You need to know the following properties of $E(x)$: for all real $x$, $x-1<E(x)\le x$ and $E(x)\le x\lt E(x)+1$. Otherwise see this.
$E(x+0.5)$ is never equal to $x+1$. On one hand, $x$ would need to be an integer, but then $E(x+0.5)$ would be equal to $x$.
But you probably mean this:
$D(x)\ge0.5$ is equivalent to $x-E(x)\ge0.5$. But then $x\ge E(x)+0.5$, hence $x+0.5\ge E(x)+1$ and $E(x+0.5)\ge E(E(x)+1)=E(x)+1$.

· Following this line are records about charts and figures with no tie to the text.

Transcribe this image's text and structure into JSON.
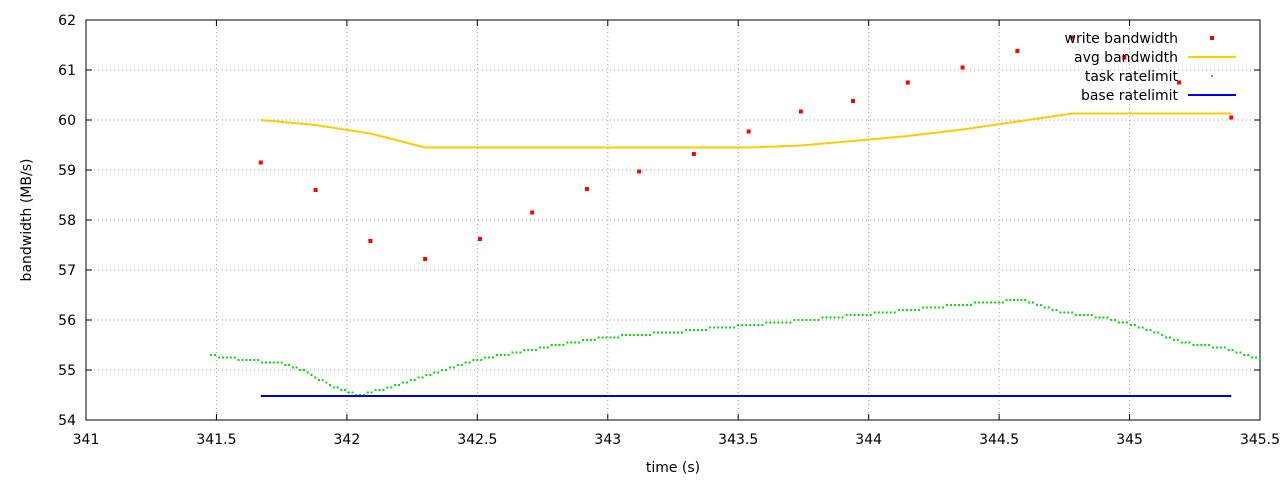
{
  "chart_data": {
    "type": "scatter",
    "title": "",
    "xlabel": "time (s)",
    "ylabel": "bandwidth (MB/s)",
    "xlim": [
      341,
      345.5
    ],
    "ylim": [
      54,
      62
    ],
    "xticks": [
      "341",
      "341.5",
      "342",
      "342.5",
      "343",
      "343.5",
      "344",
      "344.5",
      "345",
      "345.5"
    ],
    "yticks": [
      "54",
      "55",
      "56",
      "57",
      "58",
      "59",
      "60",
      "61",
      "62"
    ],
    "grid": true,
    "legend_position": "top-right",
    "series": [
      {
        "name": "write bandwidth",
        "style": "points",
        "color": "#ff0000",
        "x": [
          341.67,
          341.88,
          342.09,
          342.3,
          342.51,
          342.71,
          342.92,
          343.12,
          343.33,
          343.54,
          343.74,
          343.94,
          344.15,
          344.36,
          344.57,
          344.78,
          344.98,
          345.19,
          345.39
        ],
        "y": [
          59.15,
          58.6,
          57.58,
          57.22,
          57.62,
          58.15,
          58.62,
          58.97,
          59.32,
          59.77,
          60.17,
          60.38,
          60.75,
          61.05,
          61.38,
          61.65,
          61.25,
          60.75,
          60.05
        ]
      },
      {
        "name": "avg bandwidth",
        "style": "line",
        "color": "#ffcc00",
        "x": [
          341.67,
          341.88,
          342.09,
          342.3,
          342.51,
          342.71,
          342.92,
          343.12,
          343.33,
          343.54,
          343.74,
          343.94,
          344.15,
          344.36,
          344.57,
          344.78,
          344.98,
          345.19,
          345.39
        ],
        "y": [
          60.0,
          59.9,
          59.73,
          59.45,
          59.45,
          59.45,
          59.45,
          59.45,
          59.45,
          59.45,
          59.49,
          59.58,
          59.68,
          59.81,
          59.97,
          60.13,
          60.13,
          60.13,
          60.13
        ]
      },
      {
        "name": "task ratelimit",
        "style": "dots",
        "color": "#00dd00",
        "x": [
          341.48,
          341.6,
          341.75,
          341.85,
          341.95,
          342.05,
          342.2,
          342.35,
          342.5,
          342.65,
          342.8,
          342.95,
          343.1,
          343.3,
          343.5,
          343.7,
          343.9,
          344.1,
          344.3,
          344.5,
          344.6,
          344.75,
          344.9,
          345.05,
          345.2,
          345.35,
          345.5
        ],
        "y": [
          55.3,
          55.2,
          55.15,
          54.95,
          54.65,
          54.5,
          54.7,
          54.95,
          55.2,
          55.35,
          55.5,
          55.62,
          55.7,
          55.78,
          55.88,
          55.97,
          56.07,
          56.17,
          56.28,
          56.37,
          56.4,
          56.15,
          56.05,
          55.85,
          55.55,
          55.45,
          55.2
        ]
      },
      {
        "name": "base ratelimit",
        "style": "line",
        "color": "#0000ee",
        "x": [
          341.67,
          345.39
        ],
        "y": [
          54.48,
          54.48
        ]
      }
    ]
  }
}
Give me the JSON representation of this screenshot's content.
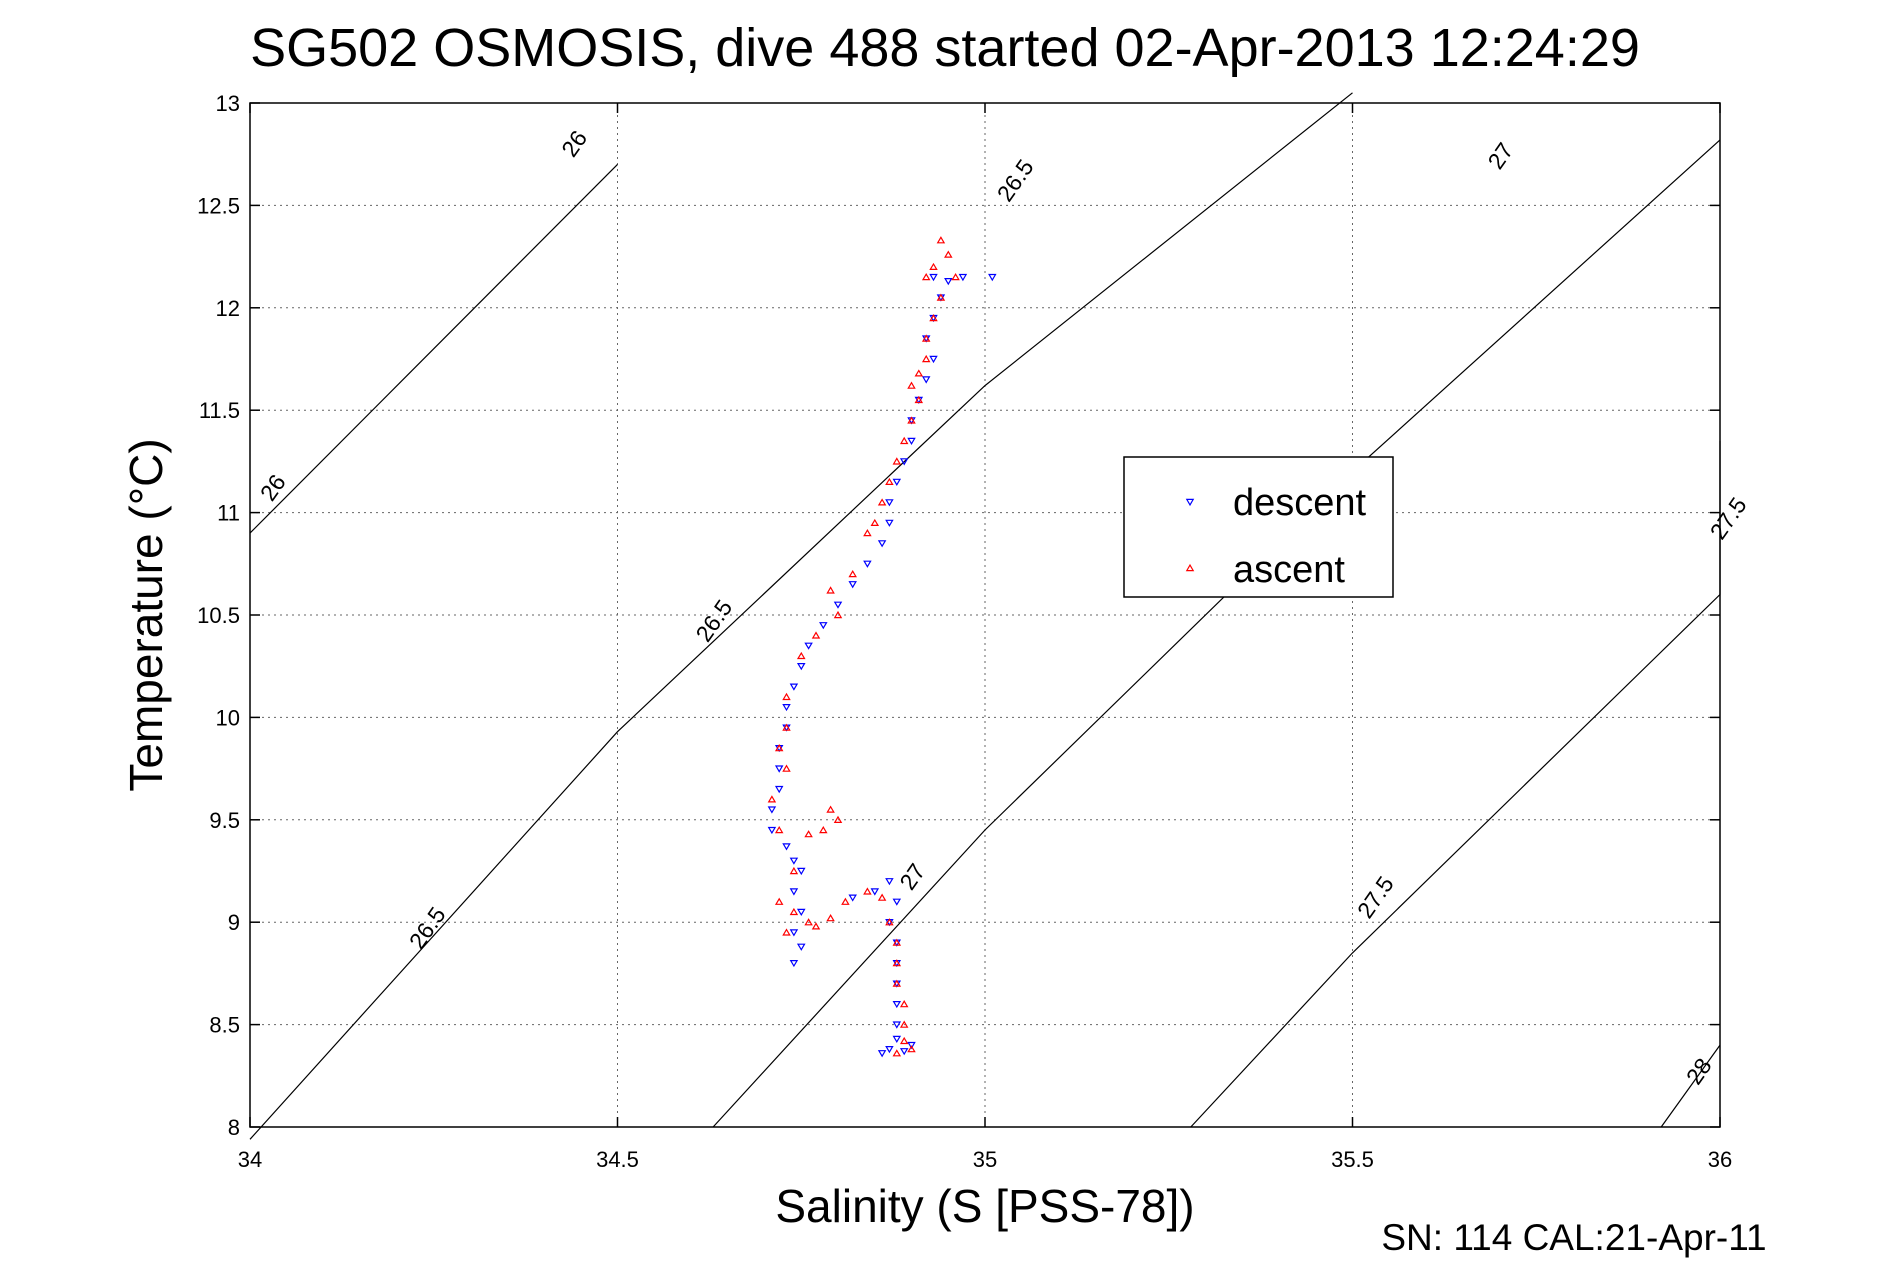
{
  "chart_data": {
    "type": "scatter",
    "title": "SG502 OSMOSIS, dive 488 started 02-Apr-2013 12:24:29",
    "xlabel": "Salinity (S [PSS-78])",
    "ylabel": "Temperature (°C)",
    "xlim": [
      34,
      36
    ],
    "ylim": [
      8,
      13
    ],
    "grid": true,
    "x_ticks": [
      "34",
      "34.5",
      "35",
      "35.5",
      "36"
    ],
    "y_ticks": [
      "8",
      "8.5",
      "9",
      "9.5",
      "10",
      "10.5",
      "11",
      "11.5",
      "12",
      "12.5",
      "13"
    ],
    "legend_position": "right",
    "footer": "SN: 114  CAL:21-Apr-11",
    "density_contours": [
      {
        "label": "26",
        "points": [
          [
            34.0,
            10.9
          ],
          [
            34.5,
            12.7
          ]
        ],
        "label_positions": [
          [
            34.45,
            12.78
          ],
          [
            34.04,
            11.1
          ]
        ]
      },
      {
        "label": "26.5",
        "points": [
          [
            34.0,
            7.94
          ],
          [
            34.5,
            9.93
          ],
          [
            35.0,
            11.62
          ],
          [
            35.5,
            13.05
          ]
        ],
        "label_positions": [
          [
            34.25,
            8.95
          ],
          [
            34.64,
            10.45
          ],
          [
            35.05,
            12.6
          ]
        ]
      },
      {
        "label": "27",
        "points": [
          [
            34.63,
            8.0
          ],
          [
            35.0,
            9.45
          ],
          [
            35.5,
            11.2
          ],
          [
            36.0,
            12.82
          ]
        ],
        "label_positions": [
          [
            34.91,
            9.2
          ],
          [
            35.71,
            12.72
          ]
        ]
      },
      {
        "label": "27.5",
        "points": [
          [
            35.28,
            8.0
          ],
          [
            35.5,
            8.85
          ],
          [
            36.0,
            10.6
          ],
          [
            36.0,
            11.35
          ]
        ],
        "label_positions": [
          [
            35.54,
            9.1
          ],
          [
            36.02,
            10.95
          ]
        ]
      },
      {
        "label": "28",
        "points": [
          [
            35.92,
            8.0
          ],
          [
            36.0,
            8.4
          ]
        ],
        "label_positions": [
          [
            35.98,
            8.25
          ]
        ]
      }
    ],
    "series": [
      {
        "name": "descent",
        "color": "#0000ff",
        "marker": "triangle-down",
        "points": [
          [
            34.93,
            12.15
          ],
          [
            34.97,
            12.15
          ],
          [
            35.01,
            12.15
          ],
          [
            34.95,
            12.13
          ],
          [
            34.94,
            12.05
          ],
          [
            34.93,
            11.95
          ],
          [
            34.92,
            11.85
          ],
          [
            34.93,
            11.75
          ],
          [
            34.92,
            11.65
          ],
          [
            34.91,
            11.55
          ],
          [
            34.9,
            11.45
          ],
          [
            34.9,
            11.35
          ],
          [
            34.89,
            11.25
          ],
          [
            34.88,
            11.15
          ],
          [
            34.87,
            11.05
          ],
          [
            34.87,
            10.95
          ],
          [
            34.86,
            10.85
          ],
          [
            34.84,
            10.75
          ],
          [
            34.82,
            10.65
          ],
          [
            34.8,
            10.55
          ],
          [
            34.78,
            10.45
          ],
          [
            34.76,
            10.35
          ],
          [
            34.75,
            10.25
          ],
          [
            34.74,
            10.15
          ],
          [
            34.73,
            10.05
          ],
          [
            34.73,
            9.95
          ],
          [
            34.72,
            9.85
          ],
          [
            34.72,
            9.75
          ],
          [
            34.72,
            9.65
          ],
          [
            34.71,
            9.55
          ],
          [
            34.71,
            9.45
          ],
          [
            34.73,
            9.37
          ],
          [
            34.74,
            9.3
          ],
          [
            34.75,
            9.25
          ],
          [
            34.74,
            9.15
          ],
          [
            34.75,
            9.05
          ],
          [
            34.74,
            8.95
          ],
          [
            34.75,
            8.88
          ],
          [
            34.74,
            8.8
          ],
          [
            34.87,
            9.2
          ],
          [
            34.88,
            9.1
          ],
          [
            34.87,
            9.0
          ],
          [
            34.88,
            8.9
          ],
          [
            34.88,
            8.8
          ],
          [
            34.88,
            8.7
          ],
          [
            34.88,
            8.6
          ],
          [
            34.88,
            8.5
          ],
          [
            34.88,
            8.43
          ],
          [
            34.87,
            8.38
          ],
          [
            34.89,
            8.37
          ],
          [
            34.86,
            8.36
          ],
          [
            34.9,
            8.4
          ],
          [
            34.85,
            9.15
          ],
          [
            34.82,
            9.12
          ]
        ]
      },
      {
        "name": "ascent",
        "color": "#ff0000",
        "marker": "triangle-up",
        "points": [
          [
            34.94,
            12.33
          ],
          [
            34.95,
            12.26
          ],
          [
            34.93,
            12.2
          ],
          [
            34.96,
            12.15
          ],
          [
            34.92,
            12.15
          ],
          [
            34.94,
            12.05
          ],
          [
            34.93,
            11.95
          ],
          [
            34.92,
            11.85
          ],
          [
            34.92,
            11.75
          ],
          [
            34.91,
            11.68
          ],
          [
            34.9,
            11.62
          ],
          [
            34.91,
            11.55
          ],
          [
            34.9,
            11.45
          ],
          [
            34.89,
            11.35
          ],
          [
            34.88,
            11.25
          ],
          [
            34.87,
            11.15
          ],
          [
            34.86,
            11.05
          ],
          [
            34.85,
            10.95
          ],
          [
            34.84,
            10.9
          ],
          [
            34.82,
            10.7
          ],
          [
            34.79,
            10.62
          ],
          [
            34.8,
            10.5
          ],
          [
            34.77,
            10.4
          ],
          [
            34.75,
            10.3
          ],
          [
            34.73,
            10.1
          ],
          [
            34.73,
            9.95
          ],
          [
            34.72,
            9.85
          ],
          [
            34.73,
            9.75
          ],
          [
            34.71,
            9.6
          ],
          [
            34.72,
            9.45
          ],
          [
            34.76,
            9.43
          ],
          [
            34.79,
            9.55
          ],
          [
            34.8,
            9.5
          ],
          [
            34.78,
            9.45
          ],
          [
            34.74,
            9.25
          ],
          [
            34.72,
            9.1
          ],
          [
            34.74,
            9.05
          ],
          [
            34.77,
            8.98
          ],
          [
            34.79,
            9.02
          ],
          [
            34.81,
            9.1
          ],
          [
            34.84,
            9.15
          ],
          [
            34.86,
            9.12
          ],
          [
            34.87,
            9.0
          ],
          [
            34.88,
            8.9
          ],
          [
            34.88,
            8.8
          ],
          [
            34.88,
            8.7
          ],
          [
            34.89,
            8.6
          ],
          [
            34.89,
            8.5
          ],
          [
            34.89,
            8.42
          ],
          [
            34.9,
            8.38
          ],
          [
            34.88,
            8.36
          ],
          [
            34.76,
            9.0
          ],
          [
            34.73,
            8.95
          ]
        ]
      }
    ]
  }
}
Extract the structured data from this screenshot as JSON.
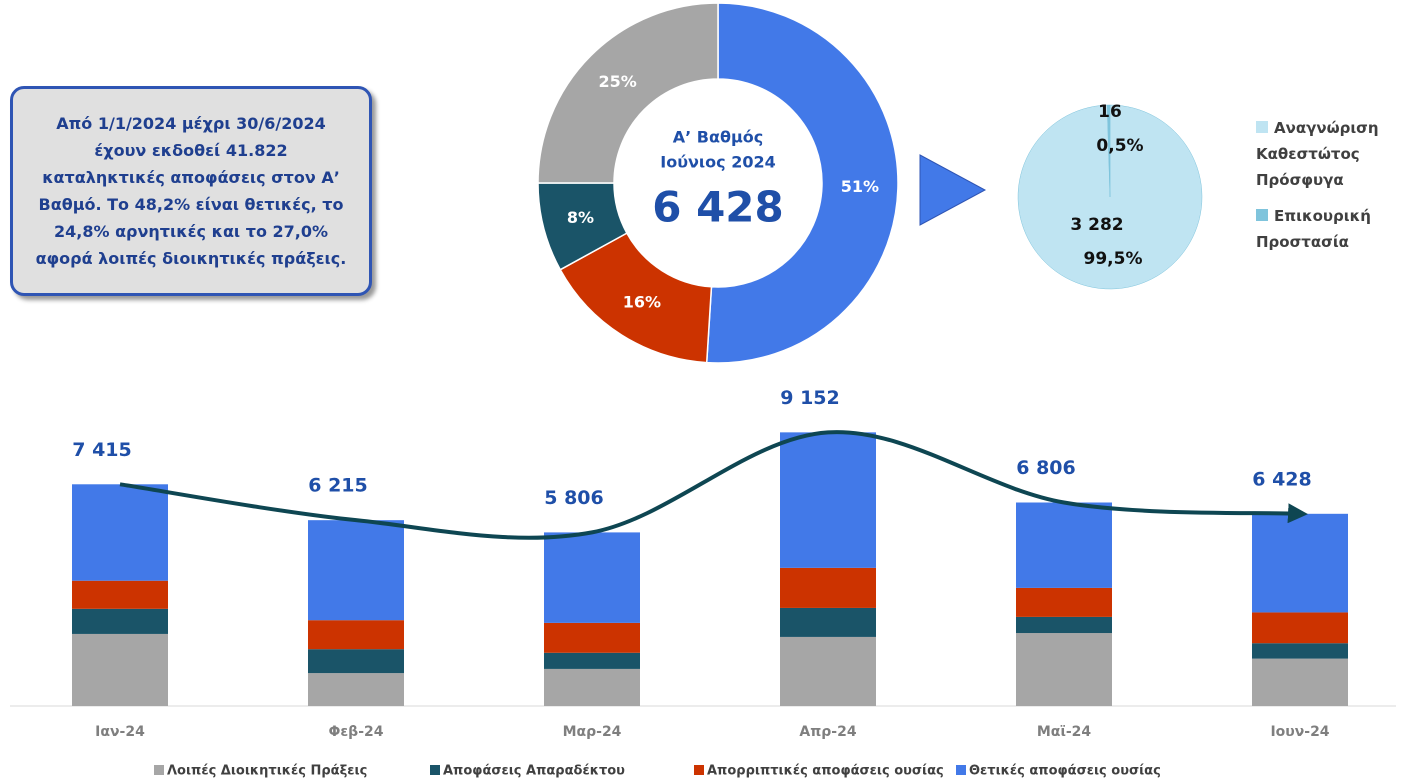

On the other hand, $E(x+0.5)\le x+0.5<E(x)+1+0.5<E(x)+2$.
Hence, if $D(x)\ge0.5$,
$$E(x+0.5)=E(x)+1$$
A warning though: when you write
int(x)=floor(x), this is usually only valid for $x\ge0$. Often,int(x)rounds toward zero, whilefloor(x)rounds towards $-\infty$. For instance, in Python,int(-2.3)is $-2$, whilefloor(-2.3)is $-3$.